NOTE: We DO NOT recommend for someone with a bad credit record OR a bad spending habit to opt for this option! New credit cards should only be opened if you’re responsible with your finances.
AIRLINE PASSES: Another option is airline passes. In 2005 when we traveled through South America for 3 months, we opted for a LAN South American pass + TAM Airlines Brazilian pass. We learned that many top airlines offer something similar. We’ve heard of Cathay Pacific offering an Asian Air Pass.
Usually the way the air passes work is that you must fly with the airline into the region of interest. They required that we flew into South American with LAN Airlines to use their pass. We used LAN from Miami to Bogota. Once that was confirmed, we purchased the air pass which gave us flights at 25% the real cost. Sara and I flew from Bogota-Lima-Cusco-Puno-Buenos Aires-Bogota for $900/person + the $300 Miami-Bogota-Miami. Using the TAM Air Pass, we had to fly into Brazil with TAM airlines. We flew the Buenos Aires-Foz Iguazu & Rio de Janeiro-Buenos Aires for $220 each. We then flew Foz Iguazu, Natal, Recife, Salvador, Fortaleza, Rio de Janeiro for $500 each person.
So basically for 15 flights we spent $1,920 each, that’s an average of $128/flight!
Unless you opt for miles or an air pass, booking in advance is the WRONG option.
Even though it makes sense financially to book in advance, this option might be the wrong one if you would like ultimate freedom with no set itinerary and set dates. One of the rules we really don’t like with our around the world ticket is that our route is defined and it cannot be changed. We can change our dates (if there is availability) but that’s it!
2. Book flights as you go
If you want ultimate freedom, booking as you go is the ideal choice of travelers we’ve met. Dan, a young American guy we met on a potential 10 month trip, has no idea where he’s off to next, maybe China, maybe Vietnam, or maybe Indonesia. It will depend who he meets on the road, what book he’s reading, or what type of food he wants to eat. I’ve met a guy that jumps around the world like it’s taking a 1 hour drive. One day he’ll be in Siam Reap and the next he’ll be in Serbia followed by Buenos Aires. How do they do it?
- Fly between Tuesday and Thursday
- Book new routes airline companies open up, usually these segments are discounted by more than 50%. I once flew from LAX to Guatemala for $90 when Spirit Airlines opened that market. Another friend of mine went from NYC to Iceland for $99 on Air Lingus
- Do a simple google search: “cargo travel” or “last minute budget travel” … go through the list of links and get rid of the junk to find the jewels
- Look for discounted airlines. In the USA you have Southwest, Jetblue, or Virgin America. In Asia you have Air Asia, Tiger Air, and a few others. In Europe you have Easy Jet or Ryan Air with a few new ones opening up. I have yet to find one similar in South America and if you know of one, please share it!
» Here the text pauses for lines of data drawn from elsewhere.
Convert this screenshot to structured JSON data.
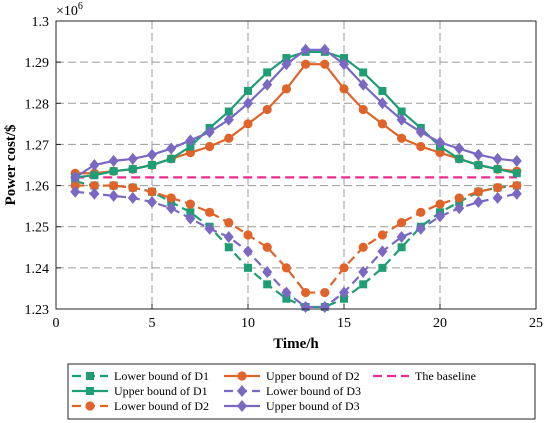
{
  "chart_data": {
    "type": "line",
    "title": "",
    "xlabel": "Time/h",
    "ylabel": "Power cost/$",
    "y_exponent_label": "×10",
    "y_exponent": "6",
    "xlim": [
      0,
      25
    ],
    "ylim": [
      1.23,
      1.3
    ],
    "xticks": [
      0,
      5,
      10,
      15,
      20,
      25
    ],
    "yticks": [
      1.23,
      1.24,
      1.25,
      1.26,
      1.27,
      1.28,
      1.29,
      1.3
    ],
    "ytick_labels": [
      "1.23",
      "1.24",
      "1.25",
      "1.26",
      "1.27",
      "1.28",
      "1.29",
      "1.3"
    ],
    "grid": true,
    "legend_position": "bottom",
    "x": [
      1,
      2,
      3,
      4,
      5,
      6,
      7,
      8,
      9,
      10,
      11,
      12,
      13,
      14,
      15,
      16,
      17,
      18,
      19,
      20,
      21,
      22,
      23,
      24
    ],
    "series": [
      {
        "name": "Lower bound of D1",
        "color": "#1f9e75",
        "dash": "dashed",
        "marker": "square",
        "values": [
          1.261,
          1.26,
          1.26,
          1.2595,
          1.2585,
          1.256,
          1.2535,
          1.25,
          1.245,
          1.24,
          1.236,
          1.2325,
          1.2305,
          1.2305,
          1.2325,
          1.236,
          1.24,
          1.245,
          1.25,
          1.2535,
          1.256,
          1.2585,
          1.2595,
          1.26
        ]
      },
      {
        "name": "Upper bound of D1",
        "color": "#1f9e75",
        "dash": "solid",
        "marker": "square",
        "values": [
          1.262,
          1.2625,
          1.2635,
          1.264,
          1.265,
          1.2665,
          1.2695,
          1.274,
          1.278,
          1.283,
          1.2875,
          1.291,
          1.2925,
          1.2925,
          1.291,
          1.2875,
          1.283,
          1.278,
          1.274,
          1.2695,
          1.2665,
          1.265,
          1.264,
          1.263
        ]
      },
      {
        "name": "Lower bound of D2",
        "color": "#e0642a",
        "dash": "dashed",
        "marker": "circle",
        "values": [
          1.26,
          1.26,
          1.26,
          1.2595,
          1.2585,
          1.257,
          1.2555,
          1.2535,
          1.251,
          1.248,
          1.245,
          1.24,
          1.234,
          1.234,
          1.24,
          1.245,
          1.248,
          1.251,
          1.2535,
          1.2555,
          1.257,
          1.2585,
          1.2595,
          1.26
        ]
      },
      {
        "name": "Upper bound of D2",
        "color": "#e0642a",
        "dash": "solid",
        "marker": "circle",
        "values": [
          1.263,
          1.263,
          1.2635,
          1.264,
          1.265,
          1.2665,
          1.268,
          1.2695,
          1.2715,
          1.275,
          1.2785,
          1.2835,
          1.2895,
          1.2895,
          1.2835,
          1.2785,
          1.275,
          1.2715,
          1.2695,
          1.268,
          1.2665,
          1.265,
          1.264,
          1.2635
        ]
      },
      {
        "name": "Lower bound of D3",
        "color": "#7b68c2",
        "dash": "dashed",
        "marker": "diamond",
        "values": [
          1.2585,
          1.258,
          1.2575,
          1.257,
          1.256,
          1.2545,
          1.252,
          1.2495,
          1.2475,
          1.244,
          1.239,
          1.234,
          1.2305,
          1.2305,
          1.234,
          1.239,
          1.244,
          1.2475,
          1.2495,
          1.2525,
          1.2545,
          1.256,
          1.257,
          1.258
        ]
      },
      {
        "name": "Upper bound of D3",
        "color": "#7b68c2",
        "dash": "solid",
        "marker": "diamond",
        "values": [
          1.262,
          1.265,
          1.266,
          1.2665,
          1.2675,
          1.269,
          1.271,
          1.273,
          1.276,
          1.28,
          1.2845,
          1.2895,
          1.293,
          1.293,
          1.2895,
          1.2845,
          1.28,
          1.276,
          1.273,
          1.2705,
          1.269,
          1.2675,
          1.2665,
          1.266
        ]
      },
      {
        "name": "The baseline",
        "color": "#ee2a8e",
        "dash": "dashed",
        "marker": "none",
        "values": [
          1.262,
          1.262,
          1.262,
          1.262,
          1.262,
          1.262,
          1.262,
          1.262,
          1.262,
          1.262,
          1.262,
          1.262,
          1.262,
          1.262,
          1.262,
          1.262,
          1.262,
          1.262,
          1.262,
          1.262,
          1.262,
          1.262,
          1.262,
          1.262
        ]
      }
    ]
  }
}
I’ve flown with Southwest for $99 from LAX to MIA or with Air Asia from Chiang Mai to Kuala Lumpur for less than $100 or Phuket to Bali for less than $60! Friends have flown within Europe for less than $15 for a 2 hour flight!
- Go by land instead of flying — sometimes getting from point A to point B costs $20 by land instead of $200 … it might take a bit longer but you get to see the country side and maybe you’ll meet some strangers that become life long friends
Booking flights as you go also means that you get to save miles for that extra trip. We have 100,000 points with British Airways and we were able to use 18,000 of them to fly from Madrid to Ibiza for less than $70 for both of us.
The downside of booking as you go is that sometimes you get stuck buying an expensive ticket because of x, y, z reason. We had to buy a ticket from Ankara to Tehran close to $600 since we were not flexible with the dates. We could have paid $300 if the timing was right. Another downside of booking as you go budget style is that you might spend long hours at an airport, have 3 to 4 stops along the way, and you might pay for extras like luggage or seat assignments.
Regardless of how you do it, booking flights in advance or as you go, flights should not be a limiting factor for long term travel!